Still, driven by lingering pain and frustration, affected families in this rural town -- 60 miles east of Reno on a stretch of US Highway 50 dubbed "the Loneliest Road in America" -- are determined that the search continue.
UCSF molecular epidemiologist Joseph Wiemels, PhD
, is one of three scientists recently awarded new research grants to study the Fallon cluster. Local families had a hand in moving politicians to appropriate the money and, along with the usual scientist "peers," in deciding which research proposals to support.
Not content to round up the usual toxic suspects, Wiemels will be looking for clues in past weather patterns and for viral traces in human DNA. He is even eyeing a massive radiofrequency transmitter.

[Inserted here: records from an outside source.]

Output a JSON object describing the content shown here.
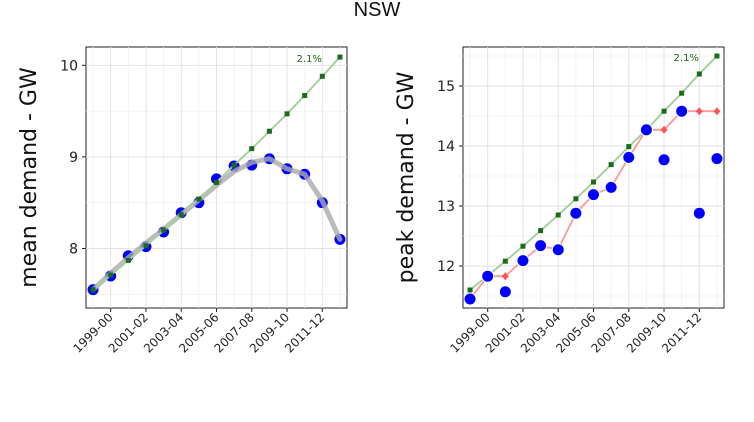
{
  "title": "NSW",
  "chart_data": [
    {
      "type": "line",
      "ylabel": "mean demand - GW",
      "xlabel": "",
      "ylim": [
        7.35,
        10.2
      ],
      "yticks": [
        8,
        9,
        10
      ],
      "x_tick_labels": [
        "1999-00",
        "2001-02",
        "2003-04",
        "2005-06",
        "2007-08",
        "2009-10",
        "2011-12"
      ],
      "x_tick_positions": [
        2000,
        2002,
        2004,
        2006,
        2008,
        2010,
        2012
      ],
      "annotation": "2.1%",
      "grid": true,
      "series": [
        {
          "style": "points",
          "color": "#0000ff",
          "x": [
            1999,
            2000,
            2001,
            2002,
            2003,
            2004,
            2005,
            2006,
            2007,
            2008,
            2009,
            2010,
            2011,
            2012,
            2013
          ],
          "values": [
            7.55,
            7.7,
            7.92,
            8.02,
            8.18,
            8.39,
            8.5,
            8.76,
            8.9,
            8.91,
            8.98,
            8.87,
            8.81,
            8.5,
            8.1
          ]
        },
        {
          "style": "smooth",
          "color": "#aaaaaa",
          "x": [
            1999,
            2000,
            2001,
            2002,
            2003,
            2004,
            2005,
            2006,
            2007,
            2008,
            2009,
            2010,
            2011,
            2012,
            2013
          ],
          "values": [
            7.55,
            7.73,
            7.9,
            8.06,
            8.21,
            8.37,
            8.53,
            8.69,
            8.84,
            8.94,
            8.98,
            8.87,
            8.81,
            8.52,
            8.1
          ]
        },
        {
          "style": "line-squares",
          "color": "#1a6b1a",
          "x": [
            1999,
            2000,
            2001,
            2002,
            2003,
            2004,
            2005,
            2006,
            2007,
            2008,
            2009,
            2010,
            2011,
            2012,
            2013
          ],
          "values": [
            7.55,
            7.71,
            7.87,
            8.03,
            8.2,
            8.37,
            8.54,
            8.72,
            8.91,
            9.09,
            9.28,
            9.47,
            9.67,
            9.88,
            10.09
          ]
        }
      ]
    },
    {
      "type": "line",
      "ylabel": "peak demand - GW",
      "xlabel": "",
      "ylim": [
        11.3,
        15.65
      ],
      "yticks": [
        12,
        13,
        14,
        15
      ],
      "x_tick_labels": [
        "1999-00",
        "2001-02",
        "2003-04",
        "2005-06",
        "2007-08",
        "2009-10",
        "2011-12"
      ],
      "x_tick_positions": [
        2000,
        2002,
        2004,
        2006,
        2008,
        2010,
        2012
      ],
      "annotation": "2.1%",
      "grid": true,
      "series": [
        {
          "style": "line-squares",
          "color": "#1a6b1a",
          "x": [
            1999,
            2000,
            2001,
            2002,
            2003,
            2004,
            2005,
            2006,
            2007,
            2008,
            2009,
            2010,
            2011,
            2012,
            2013
          ],
          "values": [
            11.6,
            11.84,
            12.08,
            12.33,
            12.59,
            12.85,
            13.12,
            13.4,
            13.69,
            13.99,
            14.27,
            14.58,
            14.88,
            15.2,
            15.5
          ]
        },
        {
          "style": "line-diamonds",
          "color": "#ff5555",
          "x": [
            1999,
            2000,
            2001,
            2002,
            2003,
            2004,
            2005,
            2006,
            2007,
            2008,
            2009,
            2010,
            2011,
            2012,
            2013
          ],
          "values": [
            11.45,
            11.83,
            11.83,
            12.1,
            12.33,
            12.28,
            12.88,
            13.19,
            13.31,
            13.81,
            14.27,
            14.27,
            14.58,
            14.58,
            14.58
          ]
        },
        {
          "style": "points",
          "color": "#0000ff",
          "x": [
            1999,
            2000,
            2001,
            2002,
            2003,
            2004,
            2005,
            2006,
            2007,
            2008,
            2009,
            2010,
            2011,
            2012,
            2013
          ],
          "values": [
            11.45,
            11.83,
            11.57,
            12.09,
            12.34,
            12.27,
            12.88,
            13.19,
            13.31,
            13.81,
            14.27,
            13.77,
            14.58,
            12.88,
            13.79
          ]
        }
      ]
    }
  ]
}
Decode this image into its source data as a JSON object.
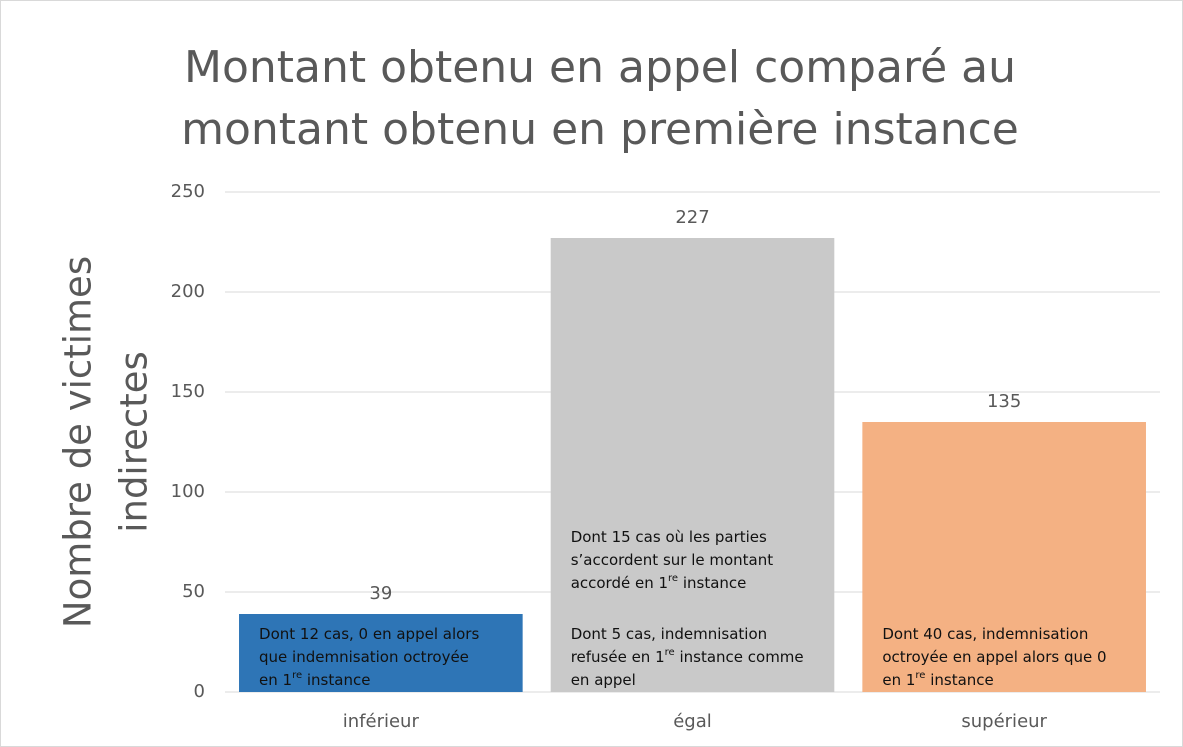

That may sound offbeat, but Wiemels is acknowledged as a mainstream expert on the origins of acute lymphoblastic leukemia, the type of leukemia diagnosed in all but one of the children in the Fallon cluster. With funding from the National Institutes of Health, he has investigated both prenatal and postnatal causes of the disease. Most notably, Wiemels has found associations between variant forms of enzymes that metabolize folic acid and specific leukemia-causing genetic defects in infants, and he has discovered that several leukemia-inducing mutations occur before birth.